The unending enigmas of the standard model of cosmology.
Recently scientists have discovered a planet-like object about eight times the size of Jupiter locked in orbit around very young star. However, there is a problem. The planet is too far away from the star for the standard model of planetary formation to account for it.
There is no theory for how a true planet can form at 300 AU (astronomical units, with one unit equal to 93 million miles, the mean distance between Earth and the sun). It’s not really a lack of imagination. It’s a lack of physics,” California Institute of Technology astronomer John Johnson told Discovery News.
Damn right it’s a lack of physics. It’s a lack of physics because the scientists are leaving out half of what man knows about the universe, namely electricity, from the equations.
“This is a puzzle right now,” Lafreniere said.
There is only one solution to this problem that agrees with all the known laws of physics and makes rational sense, that solution being an electric solar model of stars. First postulated by Hannes Alfven, a Nobel prize winning plasma physicist, the electric model of stars assumes stars are not self-consuming bodies powered by a nuclear core but are powered externally by galactic streams of charged plasma. Think of plasma as an electrically conductive gas.
Scientists can replicate all the major features of the Sun in a lab using a fairly simple device called a terella. This device works by placing a magnetized sphere in a plasma vacuum. The plasma pinches down on the sphere and it lights up in glow mode discharge, which is what the electric model of the Sun basically says the Sun is. The Sun is nothing more than an electric plasma discharge in a vacuum. The glowing plasma ball in the terella is lit up by a flowing current of electricity flowing through the plasma in the vacuum chamber. A smaller scale example of this are the novelty plasma balls you can find in gift shops.
In an electric model of stars, one of the types of stars that can exist is a cathode discharge star. This is what constitutes a dwarf star. Dwarf stars are nothing more than gas giant planets that are located outside the influence of a primary (anode discharge) star’s heliosphere. If we could take Saturn or Jupiter and place it far enough away from the Sun, its magnetosphere would light up in a glow mode discharge. Because they are so close to the Sun, the Sun is basically hogging all the free electrons in space and sheilding the magnetospheres of the gas giants. So instead of their entire magnetospheres lighting up in a discharge, we only see glowing auroras over the poles. If Jupiter’s magnetosphere were lit up it would appear the size of the full Moon.
Thornhill and Scott comment on the electric model of stars in this video and explain why the electric model provides a superior explanation for what we observe on the Sun:
It is important we understand the electric model of stars in order to properly describe how and why this mystery planet came into existence at its present location.
When scientists try to model dust in space, they find that dust WILL NOT ACCUMULATE INTO PLANETS because turbulence prevents the dust from aggregating. Kilometer sized building blocks or larger are necessary for such “accumulation” models to work based on gravity alone.

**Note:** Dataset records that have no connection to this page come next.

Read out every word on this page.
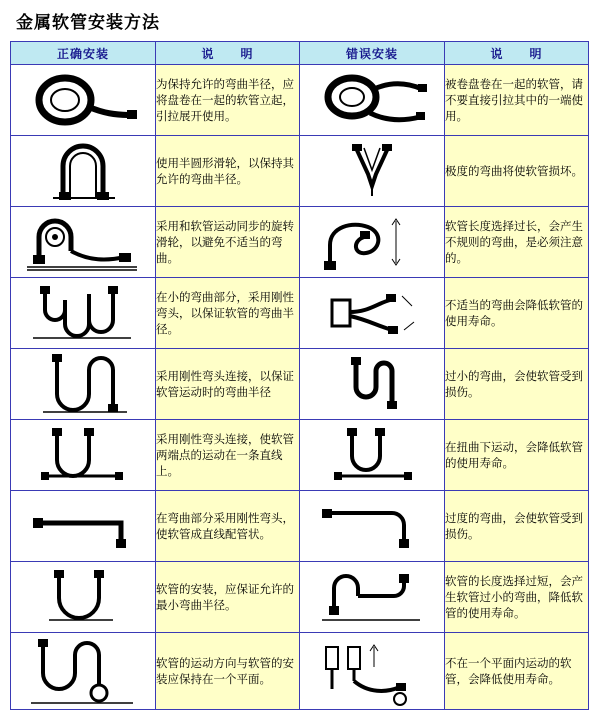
金属软管安装方法
正确安装	说　　明	错误安装	说　　明

	为保持允许的弯曲半径，应将盘卷在一起的软管立起，引拉展开使用。		被卷盘卷在一起的软管，请不要直接引拉其中的一端使用。

	使用半圆形滑轮，以保持其允许的弯曲半径。		极度的弯曲将使软管损坏。

	采用和软管运动同步的旋转滑轮，以避免不适当的弯曲。		软管长度选择过长，会产生不规则的弯曲，是必须注意的。

	在小的弯曲部分，采用刚性弯头，以保证软管的弯曲半径。		不适当的弯曲会降低软管的使用寿命。

	采用刚性弯头连接，以保证软管运动时的弯曲半径		过小的弯曲，会使软管受到损伤。

	采用刚性弯头连接，使软管两端点的运动在一条直线上。		在扭曲下运动，会降低软管的使用寿命。

	在弯曲部分采用刚性弯头，使软管成直线配管状。		过度的弯曲，会使软管受到损伤。

	软管的安装，应保证允许的最小弯曲半径。		软管的长度选择过短，会产生软管过小的弯曲，降低软管的使用寿命。

	软管的运动方向与软管的安装应保持在一个平面。		不在一个平面内运动的软管，会降低使用寿命。
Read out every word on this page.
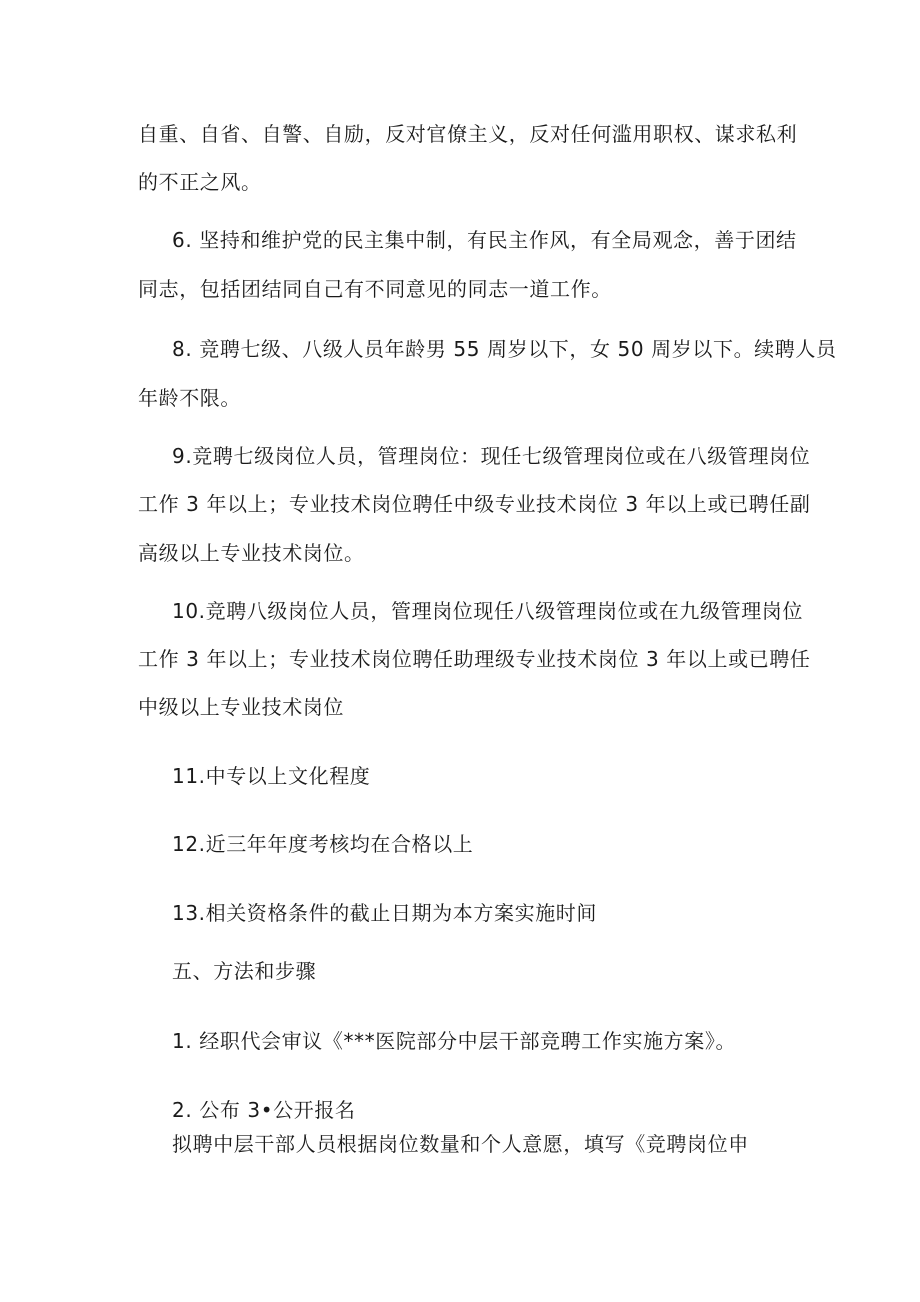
自重、自省、自警、自励，反对官僚主义，反对任何滥用职权、谋求私利
的不正之风。
6. 坚持和维护党的民主集中制，有民主作风，有全局观念，善于团结
同志，包括团结同自己有不同意见的同志一道工作。
8. 竞聘七级、八级人员年龄男 55 周岁以下，女 50 周岁以下。续聘人员
年龄不限。
9.竞聘七级岗位人员，管理岗位：现任七级管理岗位或在八级管理岗位
工作 3 年以上；专业技术岗位聘任中级专业技术岗位 3 年以上或已聘任副
高级以上专业技术岗位。
10.竞聘八级岗位人员，管理岗位现任八级管理岗位或在九级管理岗位
工作 3 年以上；专业技术岗位聘任助理级专业技术岗位 3 年以上或已聘任
中级以上专业技术岗位
11.中专以上文化程度
12.近三年年度考核均在合格以上
13.相关资格条件的截止日期为本方案实施时间
五、方法和步骤
1. 经职代会审议《***医院部分中层干部竞聘工作实施方案》。
2. 公布 3•公开报名
拟聘中层干部人员根据岗位数量和个人意愿，填写《竞聘岗位申
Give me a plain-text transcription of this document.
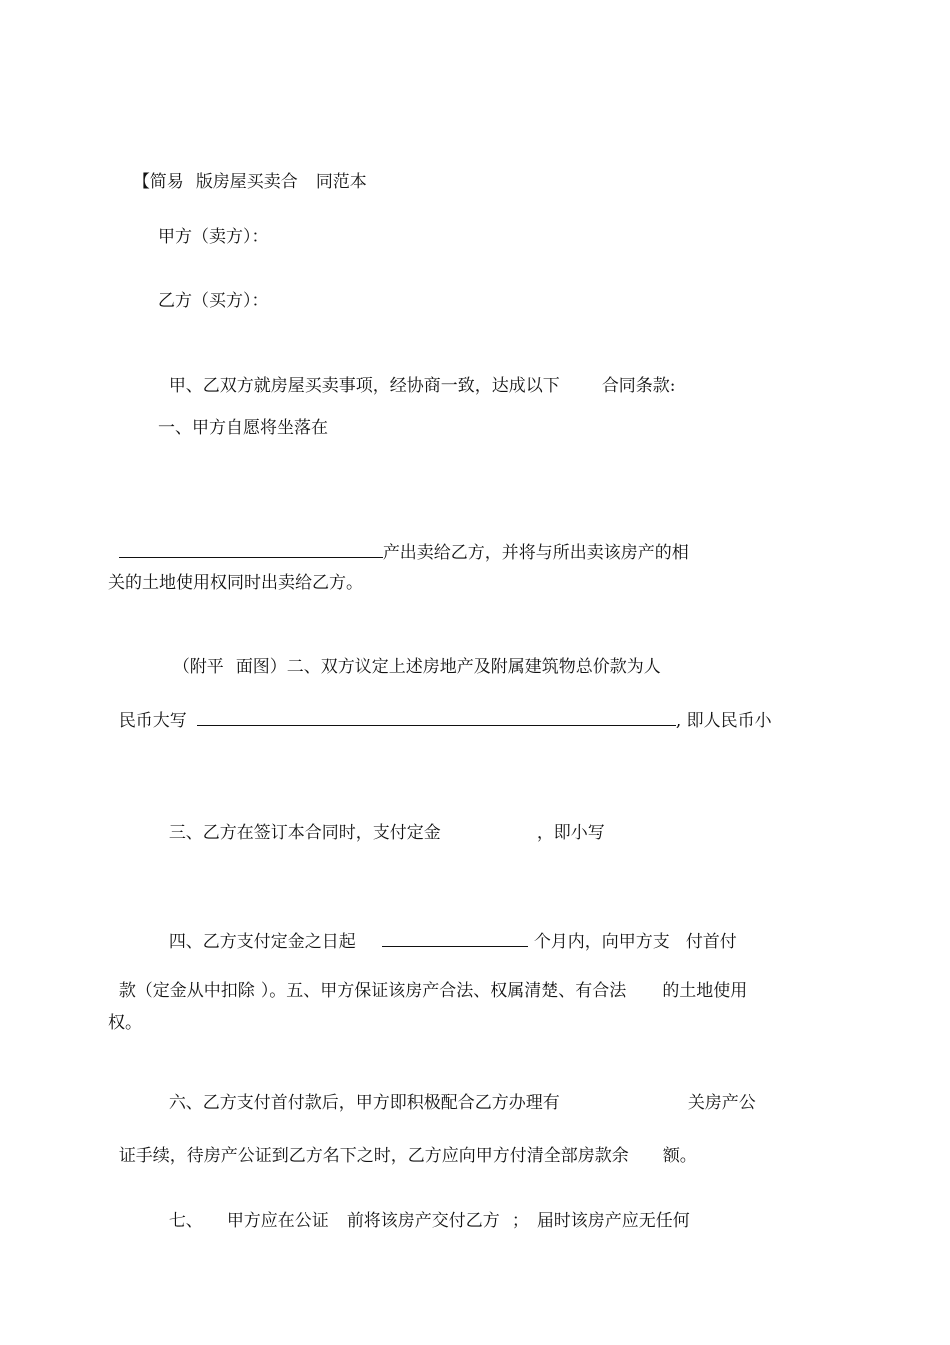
【简易 版房屋买卖合 同范本

甲方（卖方）：
乙方（买方）：

甲、乙双方就房屋买卖事项，经协商一致，达成以下 合同条款:

一、甲方自愿将坐落在

产出卖给乙方，并将与所出卖该房产的相

关的土地使用权同时出卖给乙方。

（附平 面图）二、双方议定上述房地产及附属建筑物总价款为人

民币大写	, 即人民币小

三、乙方在签订本合同时，支付定金	，即小写

四、乙方支付定金之日起	个月内，向甲方支 付首付

款（定金从中扣除 ）。五、甲方保证该房产合法、权属清楚、有合法 的土地使用

权。

六、乙方支付首付款后，甲方即积极配合乙方办理有	关房产公

证手续，待房产公证到乙方名下之时，乙方应向甲方付清全部房款余 额。

七、 甲方应在公证 前将该房产交付乙方 ； 届时该房产应无任何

Further, most dust in space is not electrically neutral. When dust becomes charged due to its environment, it will act in much the same way a plasma reacts. Industrial cleaning systems often use electricity as a method to ionize dust so it can be sucked up using magnetic fields. Charged bodies in an electric field are strongly influenced by the electromagnetic force rather than gravity.
Given that we know dust in space will not accumulate into planets due to gravity alone, this begs the question of how a planet can form. Obviously we know they can because they exist.

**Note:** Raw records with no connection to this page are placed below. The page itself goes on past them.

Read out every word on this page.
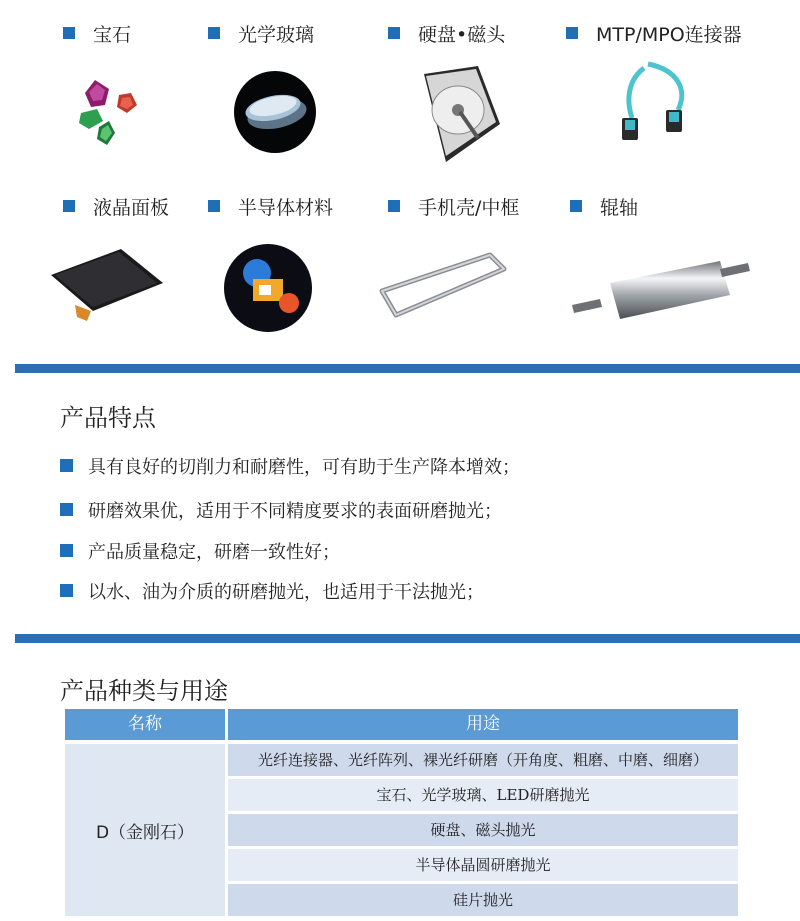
宝石	光学玻璃	硬盘•磁头	MTP/MPO连接器
液晶面板	半导体材料	手机壳/中框	辊轴
产品特点
具有良好的切削力和耐磨性，可有助于生产降本增效；
研磨效果优，适用于不同精度要求的表面研磨抛光；
产品质量稳定，研磨一致性好；
以水、油为介质的研磨抛光，也适用于干法抛光；
产品种类与用途
名称	用途
D（金刚石）
光纤连接器、光纤阵列、裸光纤研磨（开角度、粗磨、中磨、细磨）
宝石、光学玻璃、LED研磨抛光
硬盘、磁头抛光
半导体晶圆研磨抛光
硅片抛光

The clear solution to this problem becomes evident once one accepts the electric model of stars. Gas giants are born from primary stars. They are electrically ejected. The Sun is observed to spew tremendous amounts of matter out into space during a cronal mass ejection. These ejections are due to breakdowns or “overloads” in the star’s electrical circuit. If a big enough overload occurs, it will cause the star to fission as the plasma attempts to spread its discharge over a larger surface area.

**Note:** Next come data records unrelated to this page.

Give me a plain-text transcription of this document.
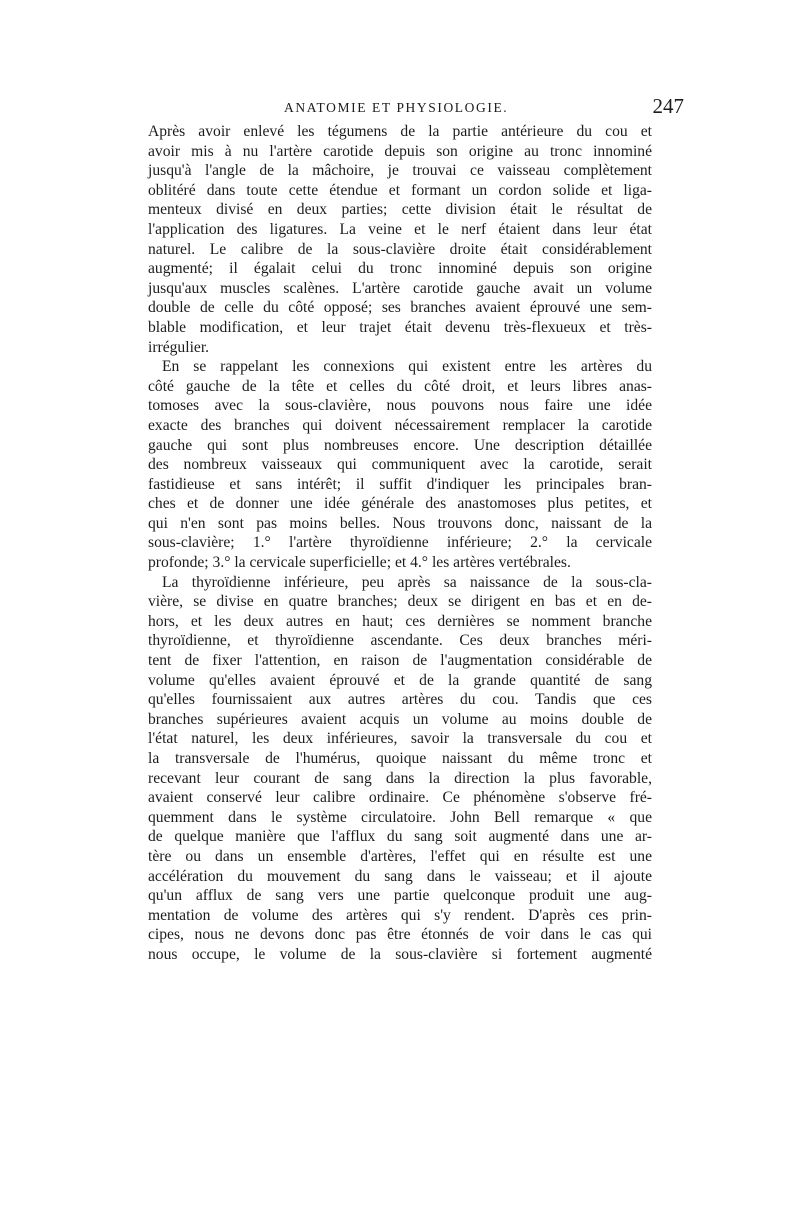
ANATOMIE ET PHYSIOLOGIE.	247
Après avoir enlevé les tégumens de la partie antérieure du cou et
avoir mis à nu l'artère carotide depuis son origine au tronc innominé
jusqu'à l'angle de la mâchoire, je trouvai ce vaisseau complètement
oblitéré dans toute cette étendue et formant un cordon solide et liga-
menteux divisé en deux parties; cette division était le résultat de
l'application des ligatures. La veine et le nerf étaient dans leur état
naturel. Le calibre de la sous-clavière droite était considérablement
augmenté; il égalait celui du tronc innominé depuis son origine
jusqu'aux muscles scalènes. L'artère carotide gauche avait un volume
double de celle du côté opposé; ses branches avaient éprouvé une sem-
blable modification, et leur trajet était devenu très-flexueux et très-
irrégulier.
En se rappelant les connexions qui existent entre les artères du
côté gauche de la tête et celles du côté droit, et leurs libres anas-
tomoses avec la sous-clavière, nous pouvons nous faire une idée
exacte des branches qui doivent nécessairement remplacer la carotide
gauche qui sont plus nombreuses encore. Une description détaillée
des nombreux vaisseaux qui communiquent avec la carotide, serait
fastidieuse et sans intérêt; il suffit d'indiquer les principales bran-
ches et de donner une idée générale des anastomoses plus petites, et
qui n'en sont pas moins belles. Nous trouvons donc, naissant de la
sous-clavière; 1.° l'artère thyroïdienne inférieure; 2.° la cervicale
profonde; 3.° la cervicale superficielle; et 4.° les artères vertébrales.
La thyroïdienne inférieure, peu après sa naissance de la sous-cla-
vière, se divise en quatre branches; deux se dirigent en bas et en de-
hors, et les deux autres en haut; ces dernières se nomment branche
thyroïdienne, et thyroïdienne ascendante. Ces deux branches méri-
tent de fixer l'attention, en raison de l'augmentation considérable de
volume qu'elles avaient éprouvé et de la grande quantité de sang
qu'elles fournissaient aux autres artères du cou. Tandis que ces
branches supérieures avaient acquis un volume au moins double de
l'état naturel, les deux inférieures, savoir la transversale du cou et
la transversale de l'humérus, quoique naissant du même tronc et
recevant leur courant de sang dans la direction la plus favorable,
avaient conservé leur calibre ordinaire. Ce phénomène s'observe fré-
quemment dans le système circulatoire. John Bell remarque « que
de quelque manière que l'afflux du sang soit augmenté dans une ar-
tère ou dans un ensemble d'artères, l'effet qui en résulte est une
accélération du mouvement du sang dans le vaisseau; et il ajoute
qu'un afflux de sang vers une partie quelconque produit une aug-
mentation de volume des artères qui s'y rendent. D'après ces prin-
cipes, nous ne devons donc pas être étonnés de voir dans le cas qui
nous occupe, le volume de la sous-clavière si fortement augmenté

Since the electric model of stars assumes stars are actually semi-solid bodies, they can eject fully formed gas giant planets in much the same way they blast coronal mass ejections from their surface.
This also explains why we see so many super huge gas giant exo-planets orbiting so closely to their parent star. Standard models of planetary formation say it is impossible for a gas giant to form so close to its parent star because the parent star should have sucked up all the nearby dust and gas during its formation, leaving nothing left for the gas giant to form from.
The electric “birthing” of these planets solves all of these observed oddities in a clear, logical and consistent way. It also solves the problem of why dwarf stars appear to be too cold to host nuclear fusion, yet they are still glowing. Common sense tell us that if its impossible for their to be fusion because the star is too cold, there should be no discharge. In an electric model, the brown dwarf is nothing more than a gas giant recieving its energy from the galaxy instead of from a fusion reaction. Just as the aurora light up in the night sky here on earth.
Planets are born, just like everything else.